CASTELLANZA – Nell’anno del centenario biancoblù Patrizia Testa è riuscita a riportare la Pro Patria in serie C; nell’anno del centenario neroverde Alberto Affetti sta facendo sognare il professionismo alla Castellanzese, seconda nel campionato di serie D in vista del derby di domenica (ore 14.30 in diretta tv su Sport Italia) contro il Legnano.

Ma Pro Patria e Castellanzese, società vicine non solo logisticamente, hanno in comune un altro segreto: Salvatore Asmini (nella foto ai tempi della Samp fra Novellino e Delneri) dirigente di calcio vero e uomo vero.

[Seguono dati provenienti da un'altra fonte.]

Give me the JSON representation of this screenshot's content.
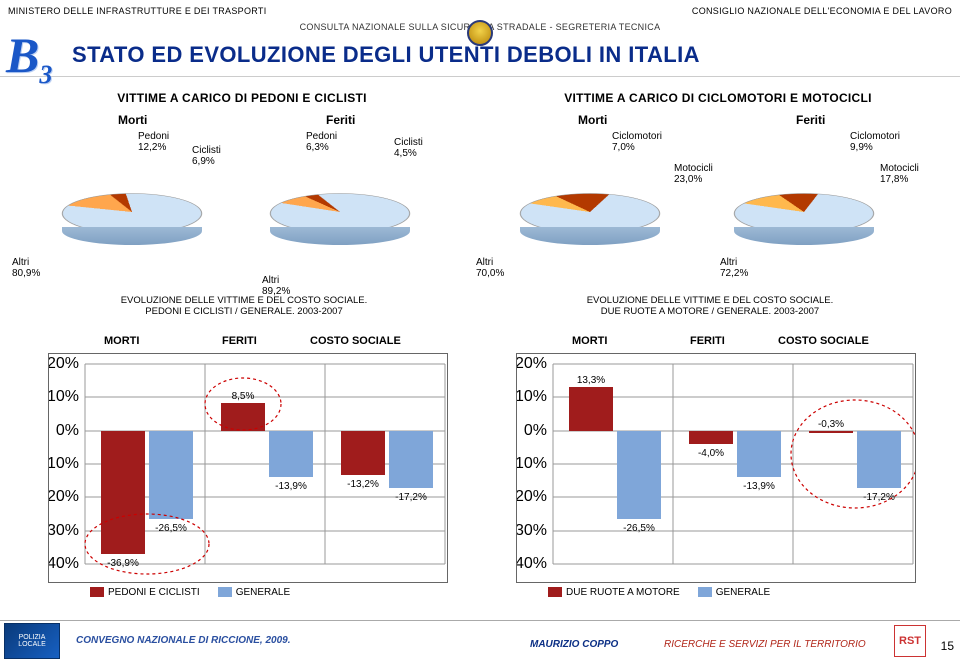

Alla sua figura, spesso schiva dai media e lontana dalle luce dei riflettori, abbiamo deciso di dedicare la nostra copertina, con uno speciale approfondimento.

L’umiltà di Salvatore Asmini fa pensare all’insostenibile leggerezza dell’essere e in questo caso la leggerezza, per certi versi, non è solo un sostantivo. Leggera è la quotidianità, la voglia matta di ricominciare da capo, di interrogarsi e sfidare se stesso.
Chissà quali margini abbia quel multi progetto maturato dopo un doloroso divorzio sportivo. Chissà se si sente appagato per aver dato un metaforico calcione agli scettici, anche ai soliti noti che di fronte all’evidenza cercano l’ago nel pagliaio di casa loro.
Perché l’evidenza è inoppugnabile immaginando la Castellanzese che vede il professionismo (per carità: ancora lontano e da conquistare) e la Pro Patria che stupisce con la migliore difesa in Italia, (nonostante le tre sberle incassate mercoledì). Cioè la squadra che poteva essere e non è stata, ma Salvatore Asmini ha la scorza dura, la personalità propria del portiere, ossia di un ruolo diverso e non normale.

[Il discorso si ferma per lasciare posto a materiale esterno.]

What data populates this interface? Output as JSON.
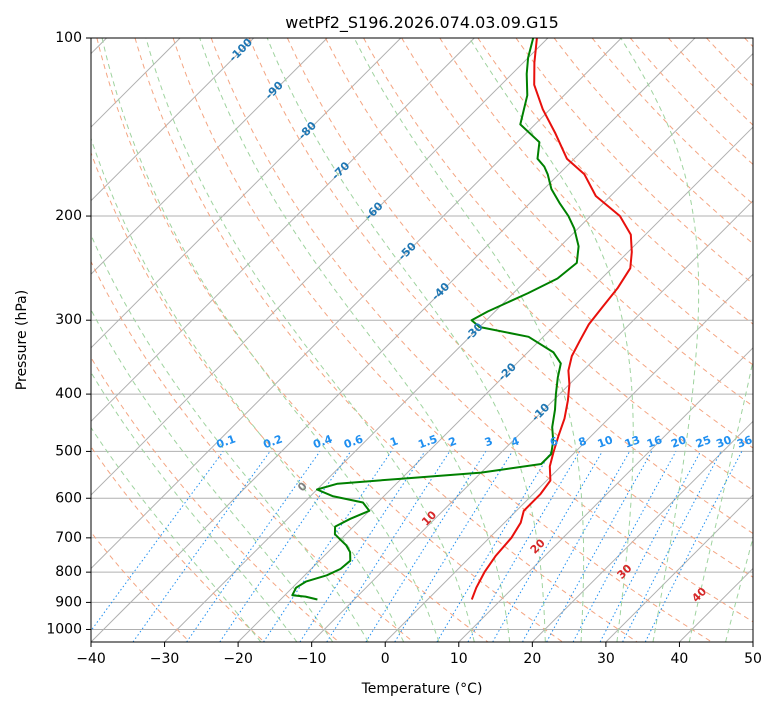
{
  "chart_data": {
    "type": "line",
    "title": "wetPf2_S196.2026.074.03.09.G15",
    "xlabel": "Temperature (°C)",
    "ylabel": "Pressure (hPa)",
    "xlim": [
      -40,
      50
    ],
    "ylim": [
      1050,
      100
    ],
    "y_scale": "log",
    "x_ticks": [
      -40,
      -30,
      -20,
      -10,
      0,
      10,
      20,
      30,
      40,
      50
    ],
    "y_ticks": [
      100,
      200,
      300,
      400,
      500,
      600,
      700,
      800,
      900,
      1000
    ],
    "grid": true,
    "skew": "skew-T log-P",
    "series": [
      {
        "color": "#e8100c",
        "points": [
          [
            6.0,
            890
          ],
          [
            5.0,
            850
          ],
          [
            4.0,
            800
          ],
          [
            3.3,
            750
          ],
          [
            3.0,
            700
          ],
          [
            2.2,
            660
          ],
          [
            1.0,
            630
          ],
          [
            1.0,
            590
          ],
          [
            0.5,
            560
          ],
          [
            -1.5,
            530
          ],
          [
            -3.0,
            500
          ],
          [
            -4.5,
            470
          ],
          [
            -6.0,
            440
          ],
          [
            -8.0,
            410
          ],
          [
            -10.0,
            385
          ],
          [
            -12.0,
            365
          ],
          [
            -13.5,
            345
          ],
          [
            -14.5,
            325
          ],
          [
            -15.5,
            305
          ],
          [
            -16.0,
            285
          ],
          [
            -16.5,
            265
          ],
          [
            -17.5,
            245
          ],
          [
            -19.5,
            230
          ],
          [
            -22.0,
            215
          ],
          [
            -26.0,
            200
          ],
          [
            -32.0,
            185
          ],
          [
            -36.5,
            170
          ],
          [
            -41.0,
            160
          ],
          [
            -46.0,
            145
          ],
          [
            -51.0,
            132
          ],
          [
            -55.5,
            120
          ],
          [
            -58.5,
            110
          ],
          [
            -61.5,
            100
          ]
        ]
      },
      {
        "color": "#008000",
        "points": [
          [
            -15.0,
            890
          ],
          [
            -17.0,
            880
          ],
          [
            -19.0,
            875
          ],
          [
            -19.5,
            850
          ],
          [
            -19.0,
            830
          ],
          [
            -17.0,
            810
          ],
          [
            -16.0,
            790
          ],
          [
            -15.8,
            765
          ],
          [
            -17.0,
            740
          ],
          [
            -18.5,
            720
          ],
          [
            -20.0,
            705
          ],
          [
            -21.5,
            690
          ],
          [
            -22.5,
            670
          ],
          [
            -21.5,
            650
          ],
          [
            -20.0,
            630
          ],
          [
            -22.0,
            610
          ],
          [
            -27.0,
            595
          ],
          [
            -30.0,
            580
          ],
          [
            -28.0,
            567
          ],
          [
            -20.0,
            556
          ],
          [
            -10.0,
            543
          ],
          [
            -3.0,
            525
          ],
          [
            -3.0,
            505
          ],
          [
            -4.5,
            480
          ],
          [
            -6.5,
            455
          ],
          [
            -8.5,
            425
          ],
          [
            -10.5,
            400
          ],
          [
            -12.5,
            375
          ],
          [
            -14.0,
            355
          ],
          [
            -16.5,
            340
          ],
          [
            -22.0,
            320
          ],
          [
            -30.0,
            308
          ],
          [
            -32.0,
            300
          ],
          [
            -31.0,
            290
          ],
          [
            -28.0,
            270
          ],
          [
            -26.0,
            255
          ],
          [
            -25.5,
            240
          ],
          [
            -27.5,
            225
          ],
          [
            -30.5,
            210
          ],
          [
            -33.0,
            200
          ],
          [
            -36.0,
            190
          ],
          [
            -39.0,
            180
          ],
          [
            -41.5,
            170
          ],
          [
            -43.0,
            165
          ],
          [
            -45.0,
            160
          ],
          [
            -47.0,
            150
          ],
          [
            -52.0,
            140
          ],
          [
            -55.0,
            125
          ],
          [
            -58.0,
            115
          ],
          [
            -60.0,
            108
          ],
          [
            -62.0,
            100
          ]
        ]
      }
    ],
    "isotherm_labels": [
      "-100",
      "-90",
      "-80",
      "-70",
      "-60",
      "-50",
      "-40",
      "-30",
      "-20",
      "-10"
    ],
    "isotherm_label_color": "#1f77b4",
    "mixing_ratio_labels": [
      "0.1",
      "0.2",
      "0.4",
      "0.6",
      "1",
      "1.5",
      "2",
      "3",
      "4",
      "6",
      "8",
      "10",
      "13",
      "16",
      "20",
      "25",
      "30",
      "36"
    ],
    "mixing_ratio_label_color": "#1f8ff0",
    "moist_adiabat_labels": [
      "0",
      "10",
      "20",
      "30",
      "40"
    ],
    "moist_adiabat_label_colors": [
      "#808080",
      "#d62728",
      "#d62728",
      "#d62728",
      "#d62728"
    ]
  }
}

Le sue creature, dunque, ora gli consentono di portare il dito alla bocca, non un gesto spregevole, ma un gesto liberatorio. Lui è stato il costruttore di questa Pro Patria, a lui la signora Testa aveva regalato una ramazza per un sano repulisti dalle scorie di un passato ingombrante. La scelta di Turotti è sua, la scelta di Bonazzi, poi finita come sappiamo, è anche sua, come lo è il sì a Javorcic, oggi emergente, ai tempi un azzardo.

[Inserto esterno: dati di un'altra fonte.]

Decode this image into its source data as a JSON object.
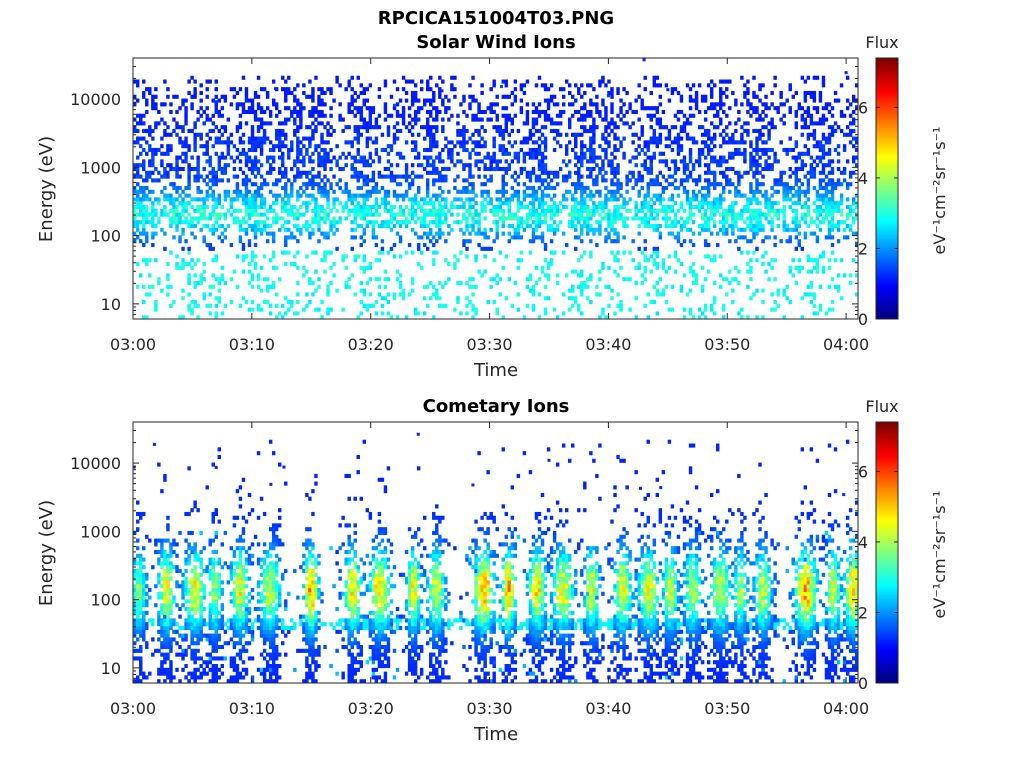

Per dire che la sua idea ha attecchito, Turotti ha fatto il resto, il tecnico croato ha incorniciato questo capolavoro. Come Gaio Giulio Cesare venne, vide, ha vinto, come Cincinnato – grazie alla sua proverbiale austerità – è tornato al suo “campicello oltre il fiume”, quello di Castellanza, il feudo di Alberto Affetti.

Tore, come lo chiamano gli amici, sul suo campo ha seminato scegliendo il grano buono e sostanzioso. Vero, il caso, nel mondo del pallone, è un fattore, ma stavolta si sposa con i principi appresi nella dura gavetta.
Asmini, tanto per dire, è un direttore sportivo a cui piace vedere de visu se la dritta su questo o quel giocatore risponde a verità. E come quelli d’una volta, il giocatore non può prescindere dall’uomo, dai valori che porta in dote.
Ecco, i capolavori sono accattivanti perché variegati e plurali. A questa pluralità di Salvatore Asmini manca l’enfasi comunicativa: nel calcio in cui le parole in libertà hanno più valore di un dribbling, il ciarlare pare un dogma. E i dribbling verbali del d.s. neroverde sono uno scudo contro le banalità, uno scrigno dentro il quale custodisce segreti che, per l’insostenibile leggerezza dell’essere scomodo, tali non sono.